1. What is the law of demand?
Ans. The law of demand states that the quantity demanded of a good or service varies inversely with its price, ceteris paribus. This means that as the price of a good or service increases, the quantity demanded of it decreases, and vice versa.
2. What factors affect the elasticity of demand?
Ans. The elasticity of demand is affected by several factors, including the availability of substitutes, the proportion of income spent on the good or service, the necessity of the good or service, and the time period under consideration. Generally, goods and services with close substitutes, a higher proportion of income spent on them, and those that are less necessary tend to have a higher elasticity of demand.
3. How does the law of demand relate to consumer behavior?
Ans. The law of demand is a fundamental principle of consumer behavior. It explains the behavior of consumers in response to changes in the price of a good or service. Consumers tend to buy more of a good or service when its price is low and less when its price is high. This behavior is driven by the desire to maximize utility or satisfaction while minimizing costs.

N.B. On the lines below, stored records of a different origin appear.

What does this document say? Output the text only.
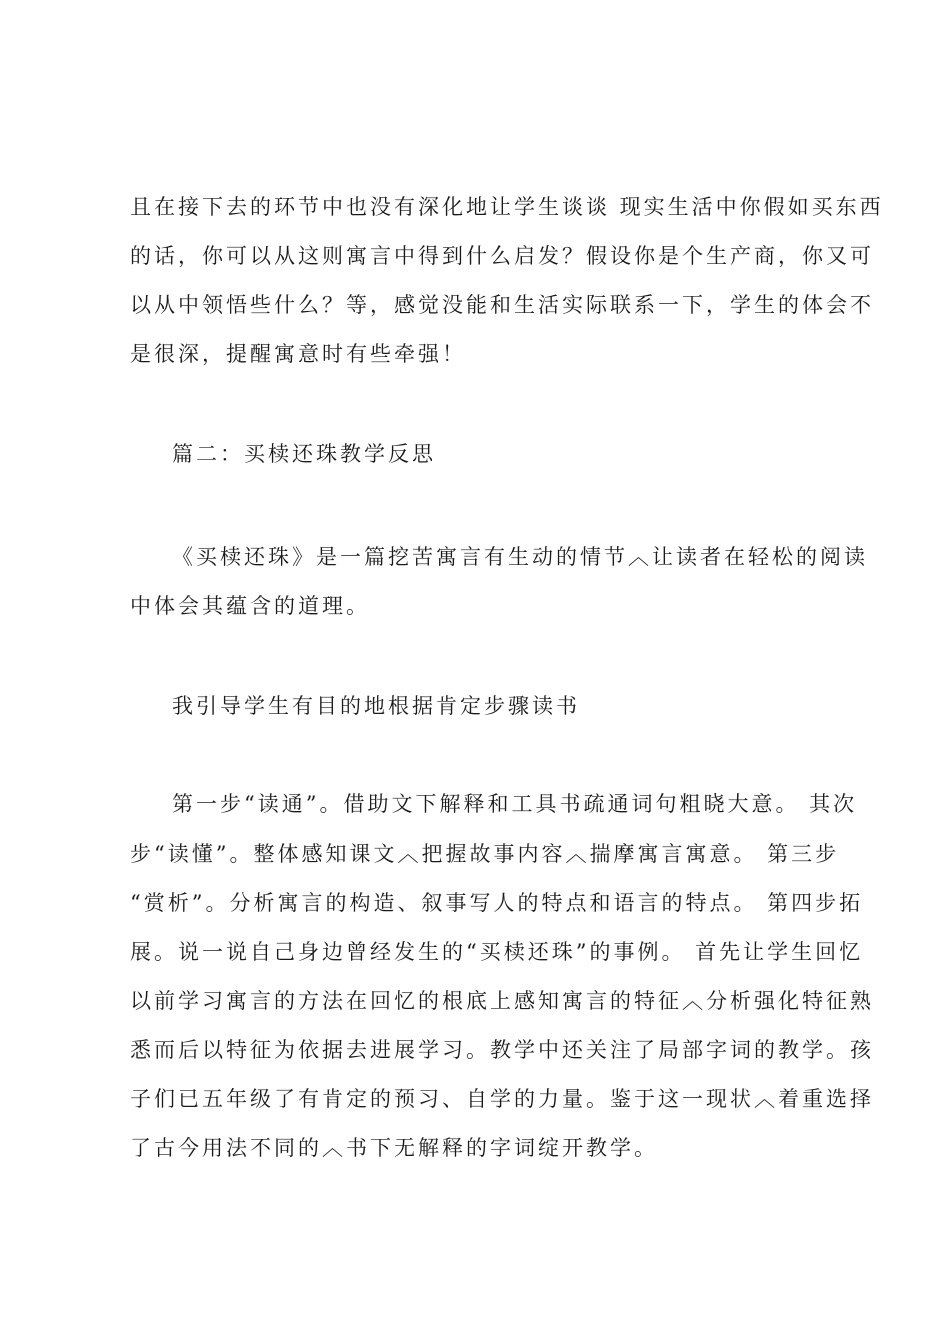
且在接下去的环节中也没有深化地让学生谈谈 现实生活中你假如买东西
的话，你可以从这则寓言中得到什么启发？假设你是个生产商，你又可
以从中领悟些什么？等，感觉没能和生活实际联系一下，学生的体会不
是很深，提醒寓意时有些牵强！
篇二：买椟还珠教学反思
《买椟还珠》是一篇挖苦寓言有生动的情节︿让读者在轻松的阅读
中体会其蕴含的道理。
我引导学生有目的地根据肯定步骤读书
第一步“读通”。借助文下解释和工具书疏通词句粗晓大意。 其次
步“读懂”。整体感知课文︿把握故事内容︿揣摩寓言寓意。 第三步
“赏析”。分析寓言的构造、叙事写人的特点和语言的特点。 第四步拓
展。说一说自己身边曾经发生的“买椟还珠”的事例。 首先让学生回忆
以前学习寓言的方法在回忆的根底上感知寓言的特征︿分析强化特征熟
悉而后以特征为依据去进展学习。教学中还关注了局部字词的教学。孩
子们已五年级了有肯定的预习、自学的力量。鉴于这一现状︿着重选择
了古今用法不同的︿书下无解释的字词绽开教学。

4. What is the difference between price elasticity of demand and income elasticity of demand?
Ans. Price elasticity of demand measures the responsiveness of the quantity demanded of a good or service to changes in its price, ceteris paribus. Income elasticity of demand measures the responsiveness of the quantity demanded of a good or service to changes in income, ceteris paribus. Price elasticity of demand is negative, while income elasticity of demand can be positive or negative.
5. How can businesses use elasticity of demand to set prices?
Ans. Businesses can use elasticity of demand to set prices by understanding the responsiveness of consumers to changes in price. If a good or service has a high elasticity of demand, a business may need to lower its price to attract customers. If a good or service has a low elasticity of demand, a business may be able to raise its price without losing customers. In general, businesses should aim to set prices that maximize profits, taking into account the elasticity of demand and other factors such as production costs and competition.